For the year to the end of February, C&C, which is best known for Bulmers cider in Ireland and Magners in the UK, said pre-tax profits grew 6pc to €116.2m on revenues that jumped by almost a third to €620.2m. Those numbers translated into earnings per share of 29.5c.
While those figures were broadly in line with expectations, C&C raised the full year dividend to 10c a share – ahead of the 9.5c the market had been expecting.
Company chief executive Stephen Glancey said the results reflected “a robust performance with continued progress against all financial measures.
“Macro conditions in Ireland and the UK are gradually improving and our businesses are well positioned to benefit from improved consumer sentiment in these key markets,” he added.
In its Irish business, growth was driven by the takeover of the Gleason’s drinks business, which C&C bought 14 months ago. In the cider sector here, Bulmers volumes rose 1.1pc on the year, beating the market overall, which is now stable.

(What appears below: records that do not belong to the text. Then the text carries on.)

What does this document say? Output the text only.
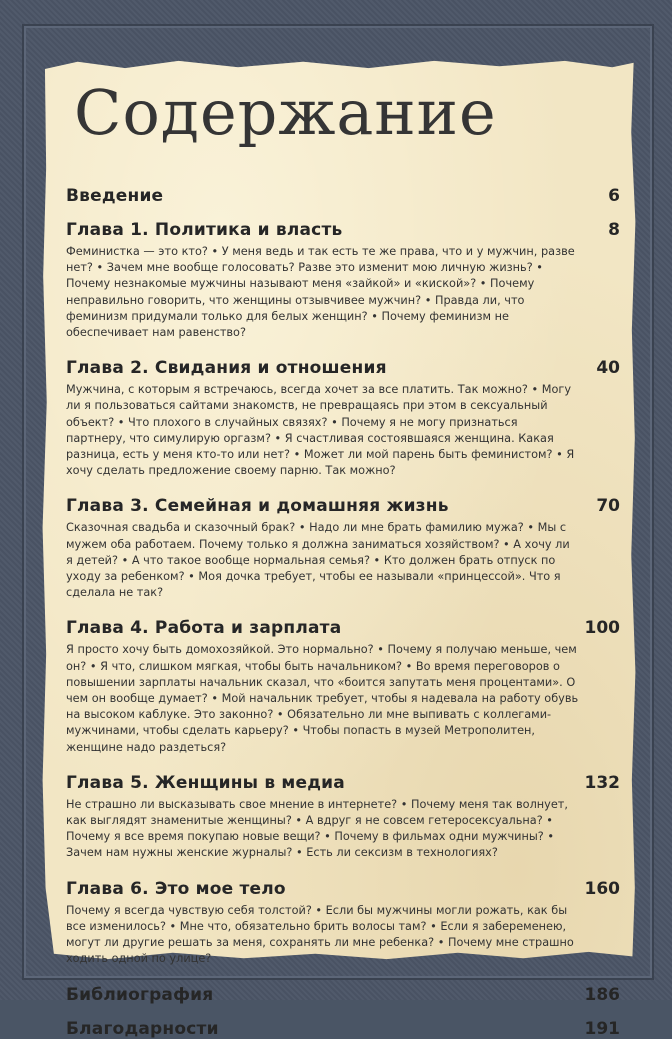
Содержание
Введение	6
Глава 1. Политика и власть	8

Феминистка — это кто? • У меня ведь и так есть те же права, что и у мужчин, разве нет? • Зачем мне вообще голосовать? Разве это изменит мою личную жизнь? • Почему незнакомые мужчины называют меня «зайкой» и «киской»? • Почему неправильно говорить, что женщины отзывчивее мужчин? • Правда ли, что феминизм придумали только для белых женщин? • Почему феминизм не обеспечивает нам равенство?

Глава 2. Свидания и отношения	40

Мужчина, с которым я встречаюсь, всегда хочет за все платить. Так можно? • Могу ли я пользоваться сайтами знакомств, не превращаясь при этом в сексуальный объект? • Что плохого в случайных связях? • Почему я не могу признаться партнеру, что симулирую оргазм? • Я счастливая состоявшаяся женщина. Какая разница, есть у меня кто-то или нет? • Может ли мой парень быть феминистом? • Я хочу сделать предложение своему парню. Так можно?

Глава 3. Семейная и домашняя жизнь	70

Сказочная свадьба и сказочный брак? • Надо ли мне брать фамилию мужа? • Мы с мужем оба работаем. Почему только я должна заниматься хозяйством? • А хочу ли я детей? • А что такое вообще нормальная семья? • Кто должен брать отпуск по уходу за ребенком? • Моя дочка требует, чтобы ее называли «принцессой». Что я сделала не так?

Глава 4. Работа и зарплата	100

Я просто хочу быть домохозяйкой. Это нормально? • Почему я получаю меньше, чем он? • Я что, слишком мягкая, чтобы быть начальником? • Во время переговоров о повышении зарплаты начальник сказал, что «боится запутать меня процентами». О чем он вообще думает? • Мой начальник требует, чтобы я надевала на работу обувь на высоком каблуке. Это законно? • Обязательно ли мне выпивать с коллегами-мужчинами, чтобы сделать карьеру? • Чтобы попасть в музей Метрополитен, женщине надо раздеться?

Глава 5. Женщины в медиа	132

Не страшно ли высказывать свое мнение в интернете? • Почему меня так волнует, как выглядят знаменитые женщины? • А вдруг я не совсем гетеросексуальна? • Почему я все время покупаю новые вещи? • Почему в фильмах одни мужчины? • Зачем нам нужны женские журналы? • Есть ли сексизм в технологиях?

Глава 6. Это мое тело	160

Почему я всегда чувствую себя толстой? • Если бы мужчины могли рожать, как бы все изменилось? • Мне что, обязательно брить волосы там? • Если я забеременею, могут ли другие решать за меня, сохранять ли мне ребенка? • Почему мне страшно ходить одной по улице?

Библиография	186
Благодарности	191
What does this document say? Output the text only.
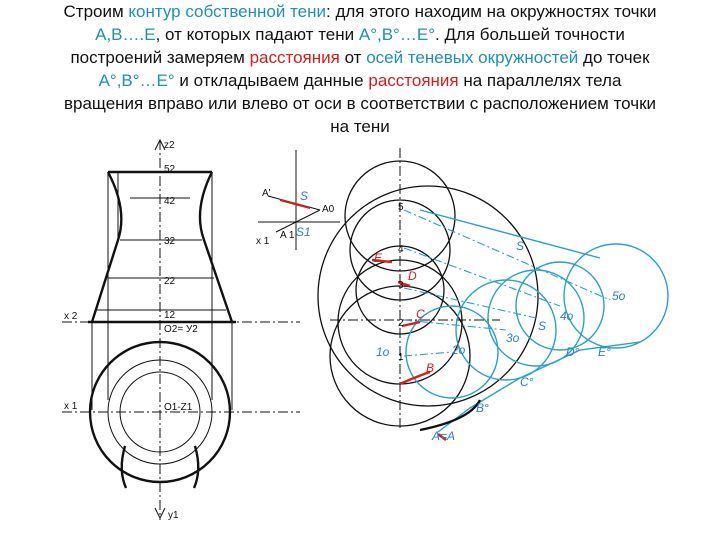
Строим контур собственной тени: для этого находим на окружностях точки
А,В….Е, от которых падают тени А°,В°…Е°. Для большей точности
построений замеряем расстояния от осей теневых окружностей до точек
А°,В°…Е° и откладываем данные расстояния на параллелях тела
вращения вправо или влево от оси в соответствии с расположением точки
на тени
z2
52
42
32
22
12
O2= У2
O1-Z1
x 2
x 1
y1
A'
A 1
x 1
A0
S
S1
5
4
3
2
1
E
D
C
B
E°
D°
C°
B°
A=A
S
S
5o
4o
3o
2o
1o
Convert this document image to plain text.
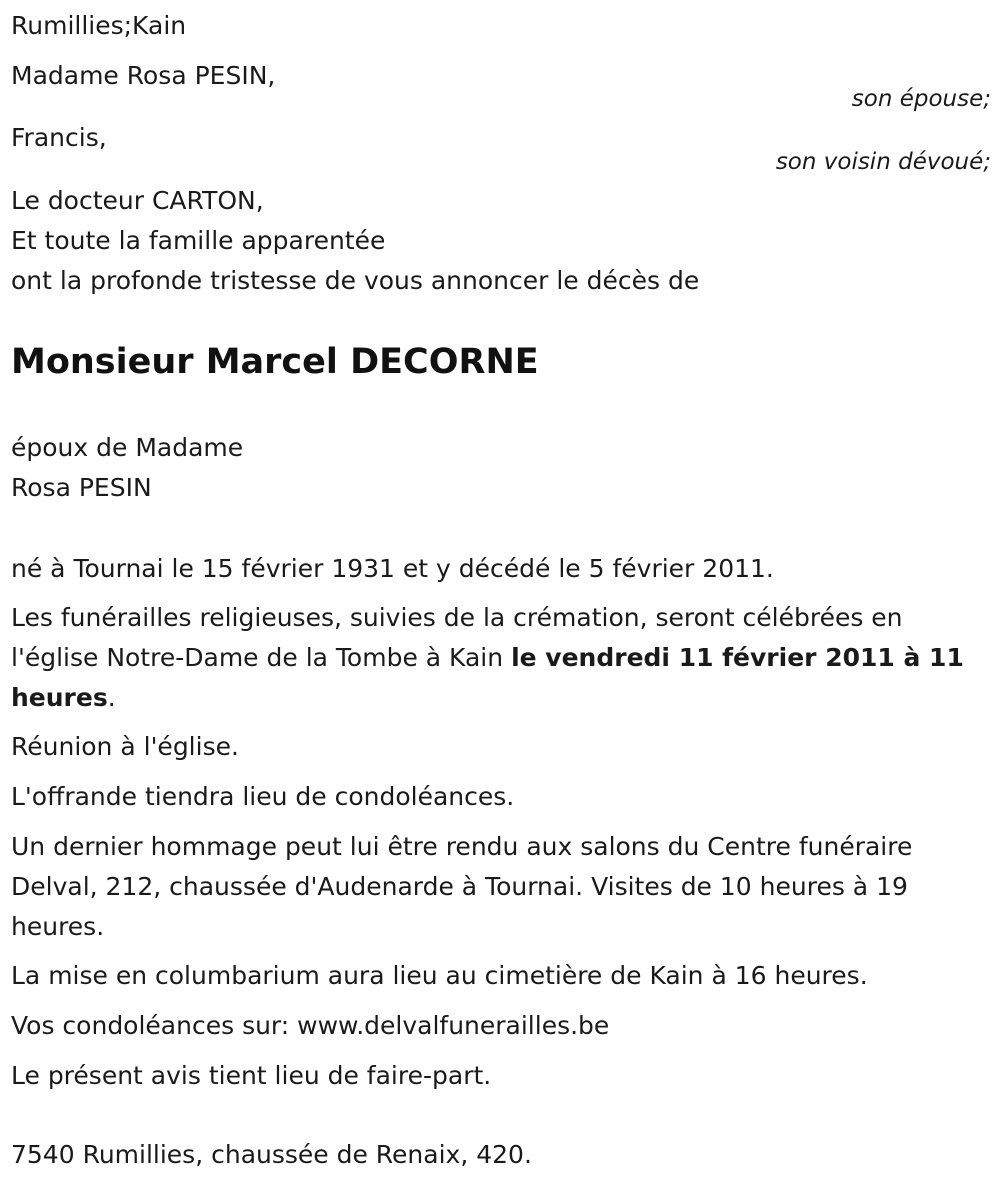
Rumillies;Kain
Madame Rosa PESIN,
son épouse;
Francis,
son voisin dévoué;
Le docteur CARTON,
Et toute la famille apparentée
ont la profonde tristesse de vous annoncer le décès de
Monsieur Marcel DECORNE
époux de Madame
Rosa PESIN
né à Tournai le 15 février 1931 et y décédé le 5 février 2011.
Les funérailles religieuses, suivies de la crémation, seront célébrées en l'église Notre-Dame de la Tombe à Kain le vendredi 11 février 2011 à 11 heures.
Réunion à l'église.
L'offrande tiendra lieu de condoléances.
Un dernier hommage peut lui être rendu aux salons du Centre funéraire Delval, 212, chaussée d'Audenarde à Tournai. Visites de 10 heures à 19 heures.
La mise en columbarium aura lieu au cimetière de Kain à 16 heures.
Vos condoléances sur: www.delvalfunerailles.be
Le présent avis tient lieu de faire-part.
7540 Rumillies, chaussée de Renaix, 420.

Mr Glancey said his firm was reinvesting in the Irish business and plans to launch a new beer – Clonmel 1650 – to capitalise on the trend for craft beers in Ireland.
Despite the beginnings of a recovery in the Irish business, C&C’s UK and US divisions were weaker than expected.
In Britain, Mr Glancey admitted that performance was “some way below a category that returned to volume growth this year”.
The cider market in the UK has been commoditised as numerous new firms entered the business and that move has hit C&C’s margins.
While the results were broadly positive with an unchanged outlook of “mid single digit growth this year”, analysts at Investec questioned the performance of C&C’s US business.
The company forked out $305m (€223m) for the Vermont Hard Cider Company (VHCC) two years ago but the business has since struggled.
“Management notes that shipment volumes from VHCC and market-wide depletions fell 1pc and 6pc respectively. Also in the US, Magners and Hornsby volumes declined 17pc and 40pc respectively.
“Overall management notes that extensive wholesaler consolidation and business integration has concluded but that volume growth was ‘disappointingly behind’ in the cider category,” Investec said.